Kültür ve Turizm Bakanı Numan Kurtulmuş, Yenikapı Etkinlik Alanında Ordu Dernekler Federasyonu’nun düzenlediği “7”inci Ordu Tanıtım Günleri”ne katıldı. Bakan Kurtulmuş program öncesi basın mensuplarının sorularını yanıtladı.

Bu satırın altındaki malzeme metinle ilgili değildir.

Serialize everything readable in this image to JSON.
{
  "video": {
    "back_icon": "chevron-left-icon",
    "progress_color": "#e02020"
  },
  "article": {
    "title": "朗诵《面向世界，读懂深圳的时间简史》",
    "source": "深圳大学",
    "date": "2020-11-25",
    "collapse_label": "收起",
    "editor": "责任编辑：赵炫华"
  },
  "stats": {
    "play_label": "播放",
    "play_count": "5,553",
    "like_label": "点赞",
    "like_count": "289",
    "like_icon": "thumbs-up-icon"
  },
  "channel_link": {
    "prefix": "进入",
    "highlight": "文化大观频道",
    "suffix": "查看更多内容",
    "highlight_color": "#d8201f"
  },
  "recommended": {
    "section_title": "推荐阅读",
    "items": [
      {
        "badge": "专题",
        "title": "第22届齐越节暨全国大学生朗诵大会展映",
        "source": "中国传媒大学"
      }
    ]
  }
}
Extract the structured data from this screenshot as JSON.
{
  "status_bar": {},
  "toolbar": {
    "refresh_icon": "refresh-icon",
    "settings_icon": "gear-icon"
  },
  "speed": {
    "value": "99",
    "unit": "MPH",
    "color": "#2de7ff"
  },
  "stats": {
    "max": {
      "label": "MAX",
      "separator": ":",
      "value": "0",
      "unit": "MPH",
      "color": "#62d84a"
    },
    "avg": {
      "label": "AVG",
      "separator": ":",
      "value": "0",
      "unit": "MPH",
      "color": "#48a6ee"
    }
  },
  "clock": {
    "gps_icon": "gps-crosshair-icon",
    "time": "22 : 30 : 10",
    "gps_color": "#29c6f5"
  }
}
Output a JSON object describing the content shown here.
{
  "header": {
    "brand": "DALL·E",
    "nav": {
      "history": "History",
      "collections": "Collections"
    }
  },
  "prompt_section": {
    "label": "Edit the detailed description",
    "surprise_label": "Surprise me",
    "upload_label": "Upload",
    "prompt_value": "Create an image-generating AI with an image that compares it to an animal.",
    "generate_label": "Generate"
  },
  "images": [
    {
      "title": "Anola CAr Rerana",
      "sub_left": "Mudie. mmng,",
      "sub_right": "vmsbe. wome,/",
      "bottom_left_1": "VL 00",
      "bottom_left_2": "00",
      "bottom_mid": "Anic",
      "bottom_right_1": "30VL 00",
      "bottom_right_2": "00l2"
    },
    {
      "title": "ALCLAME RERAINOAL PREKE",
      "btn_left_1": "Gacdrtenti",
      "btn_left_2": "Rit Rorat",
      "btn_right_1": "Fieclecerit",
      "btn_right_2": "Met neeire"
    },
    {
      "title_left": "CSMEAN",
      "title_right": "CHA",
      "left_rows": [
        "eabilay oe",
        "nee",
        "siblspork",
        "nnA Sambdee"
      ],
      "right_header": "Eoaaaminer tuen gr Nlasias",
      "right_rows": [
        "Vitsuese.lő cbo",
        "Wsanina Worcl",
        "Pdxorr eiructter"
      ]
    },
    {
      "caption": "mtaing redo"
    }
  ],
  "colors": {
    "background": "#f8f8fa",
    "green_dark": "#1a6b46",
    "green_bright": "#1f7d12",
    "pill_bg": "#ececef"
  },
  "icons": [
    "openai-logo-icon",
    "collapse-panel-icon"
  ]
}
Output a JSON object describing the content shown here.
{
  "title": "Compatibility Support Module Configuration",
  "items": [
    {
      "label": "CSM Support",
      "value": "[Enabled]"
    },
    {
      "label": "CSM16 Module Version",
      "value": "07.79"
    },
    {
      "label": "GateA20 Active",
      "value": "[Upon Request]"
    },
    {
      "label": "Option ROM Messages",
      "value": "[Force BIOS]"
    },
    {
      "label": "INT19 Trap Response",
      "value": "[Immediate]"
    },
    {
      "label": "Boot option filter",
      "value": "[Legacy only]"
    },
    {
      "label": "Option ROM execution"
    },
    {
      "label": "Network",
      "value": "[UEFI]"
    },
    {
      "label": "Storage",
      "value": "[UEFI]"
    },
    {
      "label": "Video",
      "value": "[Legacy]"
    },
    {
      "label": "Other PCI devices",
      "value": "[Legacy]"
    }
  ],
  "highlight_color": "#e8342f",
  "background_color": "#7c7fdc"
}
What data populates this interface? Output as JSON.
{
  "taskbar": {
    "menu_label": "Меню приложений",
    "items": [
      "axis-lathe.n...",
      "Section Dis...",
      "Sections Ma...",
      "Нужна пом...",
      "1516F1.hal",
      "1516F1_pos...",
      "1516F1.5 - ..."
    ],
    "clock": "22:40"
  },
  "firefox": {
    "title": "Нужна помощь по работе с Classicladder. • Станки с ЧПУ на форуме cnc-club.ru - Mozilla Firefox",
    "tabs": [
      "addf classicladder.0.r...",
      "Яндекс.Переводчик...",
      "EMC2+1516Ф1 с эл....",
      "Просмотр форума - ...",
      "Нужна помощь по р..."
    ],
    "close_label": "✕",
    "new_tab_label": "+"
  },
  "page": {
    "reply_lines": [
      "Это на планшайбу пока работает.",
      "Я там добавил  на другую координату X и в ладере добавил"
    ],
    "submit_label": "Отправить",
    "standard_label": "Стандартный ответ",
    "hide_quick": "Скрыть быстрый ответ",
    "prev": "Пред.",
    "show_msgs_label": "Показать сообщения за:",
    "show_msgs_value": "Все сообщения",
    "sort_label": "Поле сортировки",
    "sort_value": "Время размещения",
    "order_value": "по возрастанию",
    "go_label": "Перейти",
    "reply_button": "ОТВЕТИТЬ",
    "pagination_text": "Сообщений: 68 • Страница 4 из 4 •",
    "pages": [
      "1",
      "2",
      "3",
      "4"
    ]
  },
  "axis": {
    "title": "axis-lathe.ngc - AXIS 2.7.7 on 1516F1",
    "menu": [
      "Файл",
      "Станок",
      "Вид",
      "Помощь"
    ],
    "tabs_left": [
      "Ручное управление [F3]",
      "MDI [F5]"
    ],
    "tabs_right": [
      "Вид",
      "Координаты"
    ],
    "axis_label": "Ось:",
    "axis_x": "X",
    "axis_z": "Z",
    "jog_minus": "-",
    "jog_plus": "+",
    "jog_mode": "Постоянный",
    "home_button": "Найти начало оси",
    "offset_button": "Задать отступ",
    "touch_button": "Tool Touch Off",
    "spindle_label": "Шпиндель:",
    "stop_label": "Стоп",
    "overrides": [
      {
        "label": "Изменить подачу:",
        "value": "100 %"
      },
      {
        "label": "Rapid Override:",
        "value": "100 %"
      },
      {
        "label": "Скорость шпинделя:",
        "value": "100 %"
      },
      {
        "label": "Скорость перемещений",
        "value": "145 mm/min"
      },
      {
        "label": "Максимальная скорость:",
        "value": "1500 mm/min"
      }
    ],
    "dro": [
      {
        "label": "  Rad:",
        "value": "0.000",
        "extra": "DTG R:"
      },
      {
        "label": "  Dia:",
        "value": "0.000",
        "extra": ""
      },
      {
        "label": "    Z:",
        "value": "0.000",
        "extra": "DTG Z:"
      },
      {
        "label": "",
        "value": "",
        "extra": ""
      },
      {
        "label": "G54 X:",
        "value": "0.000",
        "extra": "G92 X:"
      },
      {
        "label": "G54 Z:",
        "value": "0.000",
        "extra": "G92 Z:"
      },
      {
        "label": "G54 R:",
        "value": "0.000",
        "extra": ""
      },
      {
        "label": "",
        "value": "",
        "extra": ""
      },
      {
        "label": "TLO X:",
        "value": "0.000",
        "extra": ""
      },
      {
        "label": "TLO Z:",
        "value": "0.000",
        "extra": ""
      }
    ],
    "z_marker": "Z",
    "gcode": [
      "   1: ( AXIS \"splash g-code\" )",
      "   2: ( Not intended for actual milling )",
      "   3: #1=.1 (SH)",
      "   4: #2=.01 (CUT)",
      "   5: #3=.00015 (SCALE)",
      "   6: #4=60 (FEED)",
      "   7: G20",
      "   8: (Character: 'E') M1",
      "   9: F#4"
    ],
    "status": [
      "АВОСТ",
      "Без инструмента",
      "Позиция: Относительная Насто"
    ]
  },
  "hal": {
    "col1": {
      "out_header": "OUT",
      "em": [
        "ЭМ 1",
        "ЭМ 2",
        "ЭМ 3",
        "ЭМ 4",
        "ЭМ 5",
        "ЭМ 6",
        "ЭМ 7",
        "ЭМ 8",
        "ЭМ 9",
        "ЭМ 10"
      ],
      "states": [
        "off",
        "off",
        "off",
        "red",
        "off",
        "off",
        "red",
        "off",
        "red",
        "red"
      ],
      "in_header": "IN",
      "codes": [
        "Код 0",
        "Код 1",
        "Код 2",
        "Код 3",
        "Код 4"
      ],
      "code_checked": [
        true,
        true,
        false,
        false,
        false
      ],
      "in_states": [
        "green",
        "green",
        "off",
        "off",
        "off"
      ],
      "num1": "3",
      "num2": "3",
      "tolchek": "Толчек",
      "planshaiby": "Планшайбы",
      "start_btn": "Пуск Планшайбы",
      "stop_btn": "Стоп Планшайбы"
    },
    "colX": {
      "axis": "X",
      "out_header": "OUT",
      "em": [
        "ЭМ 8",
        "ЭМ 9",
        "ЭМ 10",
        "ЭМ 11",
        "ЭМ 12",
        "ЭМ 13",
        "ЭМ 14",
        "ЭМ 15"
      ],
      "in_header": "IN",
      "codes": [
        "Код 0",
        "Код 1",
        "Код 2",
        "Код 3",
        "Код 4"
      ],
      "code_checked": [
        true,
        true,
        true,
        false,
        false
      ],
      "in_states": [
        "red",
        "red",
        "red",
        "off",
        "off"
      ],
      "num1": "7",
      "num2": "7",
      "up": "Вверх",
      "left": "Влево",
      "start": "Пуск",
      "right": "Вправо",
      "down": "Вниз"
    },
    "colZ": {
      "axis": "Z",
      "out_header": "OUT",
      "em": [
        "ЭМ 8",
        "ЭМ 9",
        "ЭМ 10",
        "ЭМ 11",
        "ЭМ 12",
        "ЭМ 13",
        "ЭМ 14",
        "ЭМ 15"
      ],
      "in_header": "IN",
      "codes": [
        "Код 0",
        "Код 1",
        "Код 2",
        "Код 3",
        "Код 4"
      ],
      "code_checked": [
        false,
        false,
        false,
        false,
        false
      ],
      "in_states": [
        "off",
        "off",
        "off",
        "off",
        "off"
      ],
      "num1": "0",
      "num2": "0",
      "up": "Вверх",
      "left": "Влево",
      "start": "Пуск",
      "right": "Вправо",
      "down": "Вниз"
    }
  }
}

Basın mensuplarının Amerika’nın uyguladığı vize yasağı sorularını cevaplayan Kültür ve Turizm Bakanı Numan Kurtulmuş,“Türk vatandaşlarına vize verilmemesi adımı orantısız anlamsız bir adım. Yani diplomaside ülkeler arasında bazı anlaşmazlıklar olabilir ama herhangi bir anlaşmazlık dolayısıyla 1952’den beri NATO çerçevesinde müttefik olduğumuz Ortadoğu’da birçok olayda stratejik ittifakınızı geliştirdiğiniz hele hele Türkiye gibi önemli bir ülkeye tutup halkını cezalandırmak adına vizeyi yasaklamak ya da vize uygulamasını kaldırmak aklın mantığın diplomasinin kurallarına aykırı bir şey. Alınan bu karar öyle anlaşılıyor ki iyi danışılmadan, iyi görüşülmeden fevri bir şekilde alınmış olan bir karardır. Bu karardan biz de ilk duyduğumuz andan itibaren kısa süre içerisinde kurtulması gerektiğine inanıyorduk ve hep bunu suhuletle kolay bir şekilde kavgasız, gürültüsüz aşılabilecek bir sürecin içerisine girmesini temenni ediyorduk. İnşallah Amerikalılar atılan bu yanlış adımın gereğini yaparlar yani bu kararlarını geri alırlar. Zaten bizim aldığımız Amerikan vatandaşlarına vize uygulamasını kaldırma kararı da mütekabiliyet esasının bir sonucuydu. Amerikalılar o kararı almasalardı biz de böyle bir karar almayacaktık. Eğer onlar bu kararı kaldırır bu yaptıkları yanlış uygulamayı geri alırlarsa bunun doğal bir sonucu olarak biz de mütekabiliyet gereği yeniden eskiye döner yani Amerikan vatandaşlarına vize verilmesi için gerekli çalışmaları başlatırız. Doğru olan budur ve bu krizin en kısa süre içerisinde aşılması Amerika Birleşik Devletleri’nin menfaatinedir. Böyle bir karar alacaklarını bu yolu açacaklarını ümit ediyoruz. Önümüzdeki günler gelişmeleri hep beraber izleyeceğiz” şeklinde konuştu.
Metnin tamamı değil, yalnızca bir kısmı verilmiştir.